The policy areas that most strongly express Canadian values are reflected in our social safety net, our universal health-care system, and our multilateral approach to international relations. Many Canadians see these as the aspects of our country that differentiate us most clearly from the United States. And it’s these policies the government must treat with the greatest care.
The area in which there is the greatest potential for U.S. pressure on Canada is, of course, international relations. As Canadians demonstrated in their response to the Iraq war, we are far from ready to abandon our traditional commitment to the “soft power” of multilateralism. The moralistic narratives of absolute good and evil that win many hearts and minds south of the border don’t work in Canada, where pragmatism has always trumped ideology. If George Bush is re-elected, and chooses to apply pressure to Iran, Syria, and North Korea, Paul Martin will have great difficulty offering any support without raising the ire of the Canadian people. Any effort at “régime change” that Canadians would approve would have to be idealistic, humanitarian, and free from any taint of U.S. commercial self-interest.
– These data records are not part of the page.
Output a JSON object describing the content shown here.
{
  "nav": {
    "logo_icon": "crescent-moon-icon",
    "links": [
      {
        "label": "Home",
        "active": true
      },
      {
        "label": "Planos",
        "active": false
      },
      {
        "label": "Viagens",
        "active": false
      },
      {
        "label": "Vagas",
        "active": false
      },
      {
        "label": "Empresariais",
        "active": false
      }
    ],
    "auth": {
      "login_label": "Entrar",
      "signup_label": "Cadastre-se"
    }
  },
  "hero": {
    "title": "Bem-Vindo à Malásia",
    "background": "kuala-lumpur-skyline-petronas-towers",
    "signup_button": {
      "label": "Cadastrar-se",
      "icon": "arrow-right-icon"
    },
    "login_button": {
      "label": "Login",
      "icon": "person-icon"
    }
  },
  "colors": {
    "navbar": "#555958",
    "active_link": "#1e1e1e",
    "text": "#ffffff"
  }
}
Though our domestic behaviour is of much less significance to the U.S. than is our role in the international arena, it is nevertheless instructive to see how Canadian and American social values inform big policy decisions in, for example, the area of social spending. The primary destination of such spending in the United States is education. The American assumption is that everyone should get a fair crack at public schooling; anyone who fails is guilty on a very personal level. Individuals who do not seize the day are only entitled to minimal further assistance.
In the United States – particularly since Bill Clinton’s Republican-endorsed welfare reform in 1996, help for the poor has been doled out, or withheld, as if by the hand of a strict father. U.S. welfare reform was intended to kick-start lives – but in fact it was a kind of triage: a portion of those on welfare before 1996 did, indeed, pull themselves up by the bootstraps; a portion remained on the dole, and a portion simply disappeared.
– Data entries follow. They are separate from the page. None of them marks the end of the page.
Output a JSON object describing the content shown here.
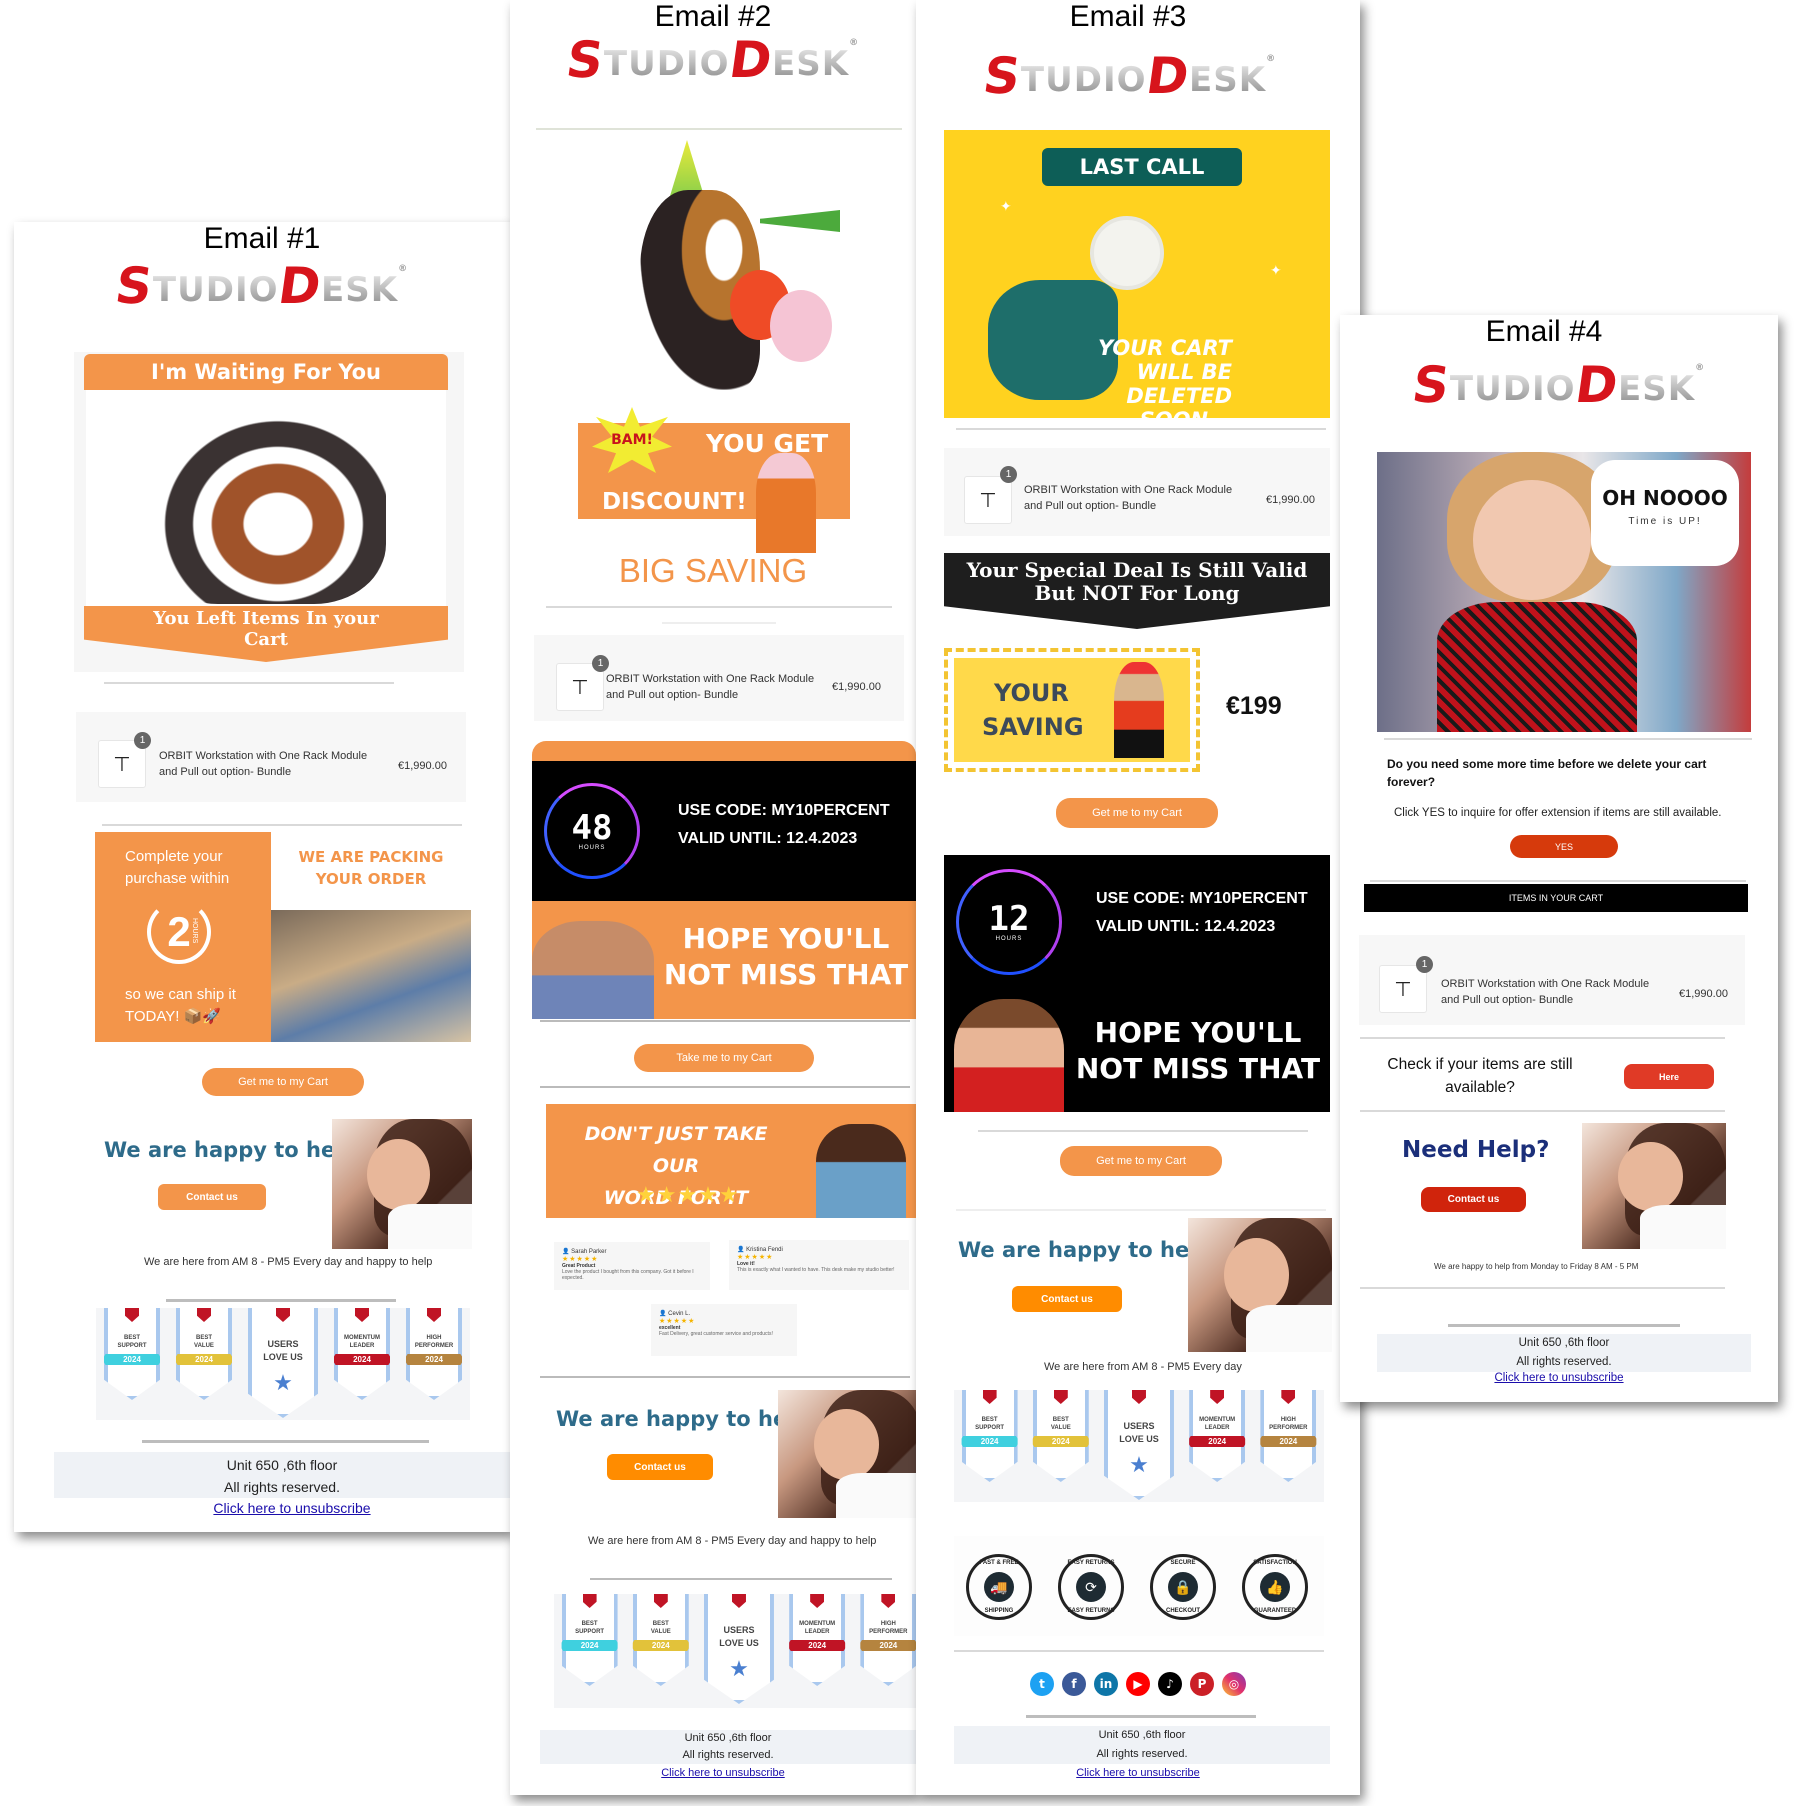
{
  "brand": {
    "logo_first": "S",
    "logo_mid": "TUDIO",
    "logo_second": "D",
    "logo_end": "ESK",
    "registered": "®"
  },
  "colors": {
    "orange": "#f3954a",
    "bright_orange": "#ff8c00",
    "red": "#d0240c",
    "teal_help": "#2e6b8a",
    "navy_help": "#1b2f7a",
    "link": "#1a0dab",
    "yellow": "#ffd21f",
    "dark_teal": "#0d5e57"
  },
  "cart_item": {
    "qty": "1",
    "name_line1": "ORBIT Workstation with One Rack Module",
    "name_line2": "and Pull out option- Bundle",
    "price": "€1,990.00"
  },
  "footer": {
    "address": "Unit 650 ,6th floor",
    "rights": "All rights reserved.",
    "unsubscribe": "Click here to unsubscribe"
  },
  "award_badges": [
    {
      "top": "BEST",
      "bottom": "SUPPORT",
      "year": "2024",
      "color": "#3fd0df"
    },
    {
      "top": "BEST",
      "bottom": "VALUE",
      "year": "2024",
      "color": "#e2c23a"
    },
    {
      "top": "USERS",
      "bottom": "LOVE US",
      "year": "",
      "color": ""
    },
    {
      "top": "MOMENTUM",
      "bottom": "LEADER",
      "year": "2024",
      "color": "#c01425"
    },
    {
      "top": "HIGH",
      "bottom": "PERFORMER",
      "year": "2024",
      "color": "#b5843f"
    }
  ],
  "email1": {
    "title": "Email #1",
    "hero_top": "I'm Waiting For You",
    "hero_bottom_line1": "You Left Items In your",
    "hero_bottom_line2": "Cart",
    "complete_line1": "Complete your",
    "complete_line2": "purchase within",
    "hours_number": "2",
    "hours_label": "HOURS",
    "ship_line1": "so we can ship it",
    "ship_line2": "TODAY! 📦🚀",
    "packing_line1": "WE ARE PACKING",
    "packing_line2": "YOUR ORDER",
    "cta": "Get me to my Cart",
    "help_title": "We are happy to help",
    "contact": "Contact us",
    "hours_text": "We are here from AM 8 - PM5 Every day and happy to help"
  },
  "email2": {
    "title": "Email #2",
    "bam": "BAM!",
    "you_get": "YOU GET",
    "discount": "DISCOUNT!",
    "big_saving": "BIG SAVING",
    "timer_number": "48",
    "timer_label": "HOURS",
    "code_line": "USE CODE: MY10PERCENT",
    "valid_line": "VALID UNTIL: 12.4.2023",
    "hope_line1": "HOPE YOU'LL",
    "hope_line2": "NOT MISS THAT",
    "cta": "Take me to my Cart",
    "reviews_title_line1": "DON'T JUST TAKE OUR",
    "reviews_title_line2": "WORD FOR IT",
    "reviews_stars": "★★★★★",
    "reviews": [
      {
        "name": "Sarah Parker",
        "rating": 5,
        "stars": "★★★★★",
        "title": "Great Product",
        "text": "Love the product I bought from this company. Got it before I expected."
      },
      {
        "name": "Kristina Fendi",
        "rating": 5,
        "stars": "★★★★★",
        "title": "Love it!",
        "text": "This is exactly what I wanted to have. This desk make my studio better!"
      },
      {
        "name": "Cevin L.",
        "rating": 5,
        "stars": "★★★★★",
        "title": "excellent",
        "text": "Fast Delivery, great customer service and products!"
      }
    ],
    "help_title": "We are happy to help",
    "contact": "Contact us",
    "hours_text": "We are here from AM 8 - PM5 Every day and happy to help"
  },
  "email3": {
    "title": "Email #3",
    "last_call": "LAST CALL",
    "cart_deleted_line1": "YOUR CART WILL BE",
    "cart_deleted_line2": "DELETED SOON...",
    "deal_line1": "Your Special Deal Is Still Valid",
    "deal_line2": "But NOT For Long",
    "saving_line1": "YOUR",
    "saving_line2": "SAVING",
    "saving_amount": "€199",
    "cta1": "Get me to my Cart",
    "timer_number": "12",
    "timer_label": "HOURS",
    "code_line": "USE CODE: MY10PERCENT",
    "valid_line": "VALID UNTIL: 12.4.2023",
    "hope_line1": "HOPE YOU'LL",
    "hope_line2": "NOT MISS THAT",
    "cta2": "Get me to my Cart",
    "help_title": "We are happy to help",
    "contact": "Contact us",
    "hours_text": "We are here from AM 8 - PM5 Every day",
    "trust_badges": [
      {
        "top": "FAST & FREE",
        "bottom": "SHIPPING",
        "icon": "truck-icon",
        "glyph": "🚚"
      },
      {
        "top": "EASY RETURNS",
        "bottom": "EASY RETURNS",
        "icon": "refresh-icon",
        "glyph": "⟳"
      },
      {
        "top": "SECURE",
        "bottom": "CHECKOUT",
        "icon": "lock-icon",
        "glyph": "🔒"
      },
      {
        "top": "SATISFACTION",
        "bottom": "GUARANTEED",
        "icon": "thumbs-up-icon",
        "glyph": "👍"
      }
    ],
    "social": [
      {
        "name": "twitter",
        "glyph": "t",
        "color": "#1da1f2"
      },
      {
        "name": "facebook",
        "glyph": "f",
        "color": "#3b5998"
      },
      {
        "name": "linkedin",
        "glyph": "in",
        "color": "#0e76a8"
      },
      {
        "name": "youtube",
        "glyph": "▶",
        "color": "#ff0000"
      },
      {
        "name": "tiktok",
        "glyph": "♪",
        "color": "#000000"
      },
      {
        "name": "pinterest",
        "glyph": "P",
        "color": "#cb2027"
      },
      {
        "name": "instagram",
        "glyph": "◎",
        "color": "#d6249f"
      }
    ]
  },
  "email4": {
    "title": "Email #4",
    "bubble_title": "OH NOOOO",
    "bubble_sub": "Time is UP!",
    "question_line1": "Do you need some more time before we delete your cart",
    "question_line2": "forever?",
    "instruction": "Click YES to inquire for offer extension if items are still available.",
    "yes": "YES",
    "items_header": "ITEMS IN YOUR CART",
    "check_line1": "Check if your items are still",
    "check_line2": "available?",
    "here": "Here",
    "help_title": "Need Help?",
    "contact": "Contact us",
    "hours_text": "We are happy to help from Monday to Friday  8 AM - 5 PM"
  }
}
In this country things are different. The Canadian welfare system is commonly given a more dignified name of social assistance, and it is not handed out in a strict, patriarchal manner. We handle our poor rather more magnanimously than in the U.S. But what is perhaps most interesting about the Canadian welfare program is the fact that our poor are treated in much the same way as other minority groups – regions and provinces and so on. We accommodate them, and, whether criticisms can be made of particular policies from province to province, at least attempt to bring them into the fold. In Canada, welfare is not exploited as a disciplinary action but treated as an investment in social capital.
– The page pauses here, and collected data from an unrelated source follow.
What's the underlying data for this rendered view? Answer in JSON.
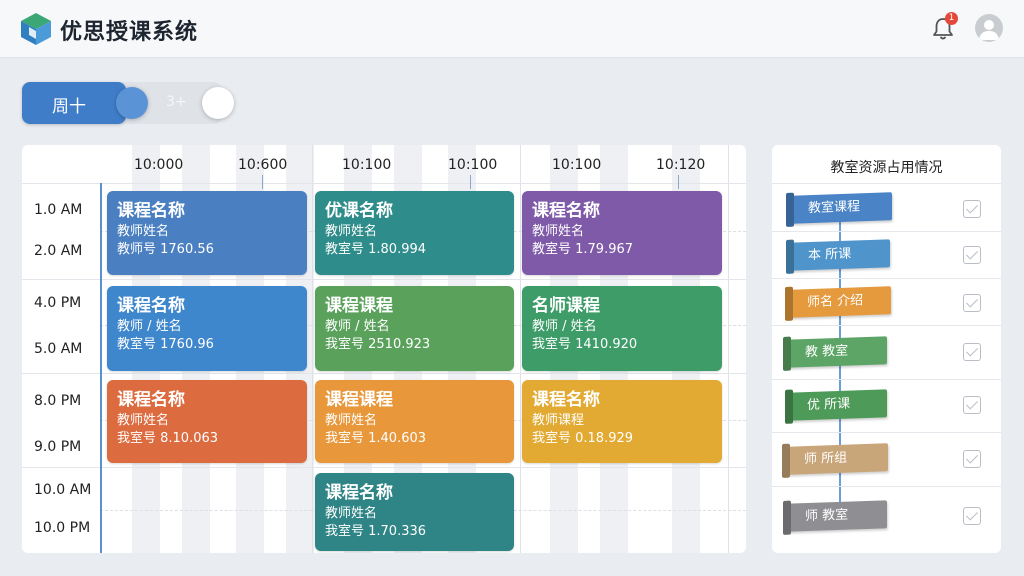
{
  "app": {
    "title": "优思授课系统",
    "logo_icon": "cube-icon"
  },
  "header": {
    "notification_count": "1",
    "bell_icon": "bell-icon",
    "avatar_icon": "user-icon"
  },
  "view_toggle": {
    "active_label": "周十",
    "inactive_label": "3+"
  },
  "schedule": {
    "columns": [
      "10:000",
      "10:600",
      "10:100",
      "10:100",
      "10:100",
      "10:120"
    ],
    "time_labels": [
      "1.0 AM",
      "2.0 AM",
      "4.0 PM",
      "5.0 AM",
      "8.0 PM",
      "9.0 PM",
      "10.0 AM",
      "10.0 PM"
    ],
    "cards": [
      {
        "title": "课程名称",
        "teacher": "教师姓名",
        "room": "教师号 1760.56",
        "color": "#4a7fc1"
      },
      {
        "title": "优课名称",
        "teacher": "教师姓名",
        "room": "教室号 1.80.994",
        "color": "#2e8c8a"
      },
      {
        "title": "课程名称",
        "teacher": "教师姓名",
        "room": "教室号 1.79.967",
        "color": "#7e5aa8"
      },
      {
        "title": "课程名称",
        "teacher": "教师 / 姓名",
        "room": "教室号 1760.96",
        "color": "#3f87cc"
      },
      {
        "title": "课程课程",
        "teacher": "教师 / 姓名",
        "room": "我室号 2510.923",
        "color": "#5aa15c"
      },
      {
        "title": "名师课程",
        "teacher": "教师 / 姓名",
        "room": "我室号 1410.920",
        "color": "#3d9c68"
      },
      {
        "title": "课程名称",
        "teacher": "教师姓名",
        "room": "我室号 8.10.063",
        "color": "#dc6b3f"
      },
      {
        "title": "课程课程",
        "teacher": "教师姓名",
        "room": "我室号 1.40.603",
        "color": "#e8973a"
      },
      {
        "title": "课程名称",
        "teacher": "教师课程",
        "room": "我室号 0.18.929",
        "color": "#e2aa32"
      },
      {
        "title": "课程名称",
        "teacher": "教师姓名",
        "room": "我室号 1.70.336",
        "color": "#2f8485"
      }
    ]
  },
  "resources": {
    "title": "教室资源占用情况",
    "items": [
      {
        "label": "教室课程",
        "color": "#4a84c6",
        "checked": true
      },
      {
        "label": "本 所课",
        "color": "#4f95cc",
        "checked": true
      },
      {
        "label": "师名 介绍",
        "color": "#e59a3e",
        "checked": true
      },
      {
        "label": "教 教室",
        "color": "#5da566",
        "checked": true
      },
      {
        "label": "优 所课",
        "color": "#4e9b59",
        "checked": true
      },
      {
        "label": "师 所组",
        "color": "#c9a57a",
        "checked": true
      },
      {
        "label": "师 教室",
        "color": "#8f8f93",
        "checked": true
      }
    ]
  }
}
Of course, shared responsibility has always been cast as the ideological counterpoint to individual advancement. But it is increasingly the case that Canada, France, Germany, and the Nordic European countries, which have tended to emphasize shared responsibility, do a better job than the United States of providing a landscape in which social mobility is possible. In the European countries mentioned, a child born into poverty is six times more likely than a poor American child to escape that poverty during her lifetime. Socio-economic mobility – the American Dream of moving from rags to riches – is more of a reality and less of a dream in Canada than in the United States.
Inevitably, Prime Minister Paul Martin will find it necessary to make concessions to the U.S. But given Canadians’ commitment to a distinct set of values, he will be able to discover a very limited horizon in which he could transform Canada into a fifty-first state.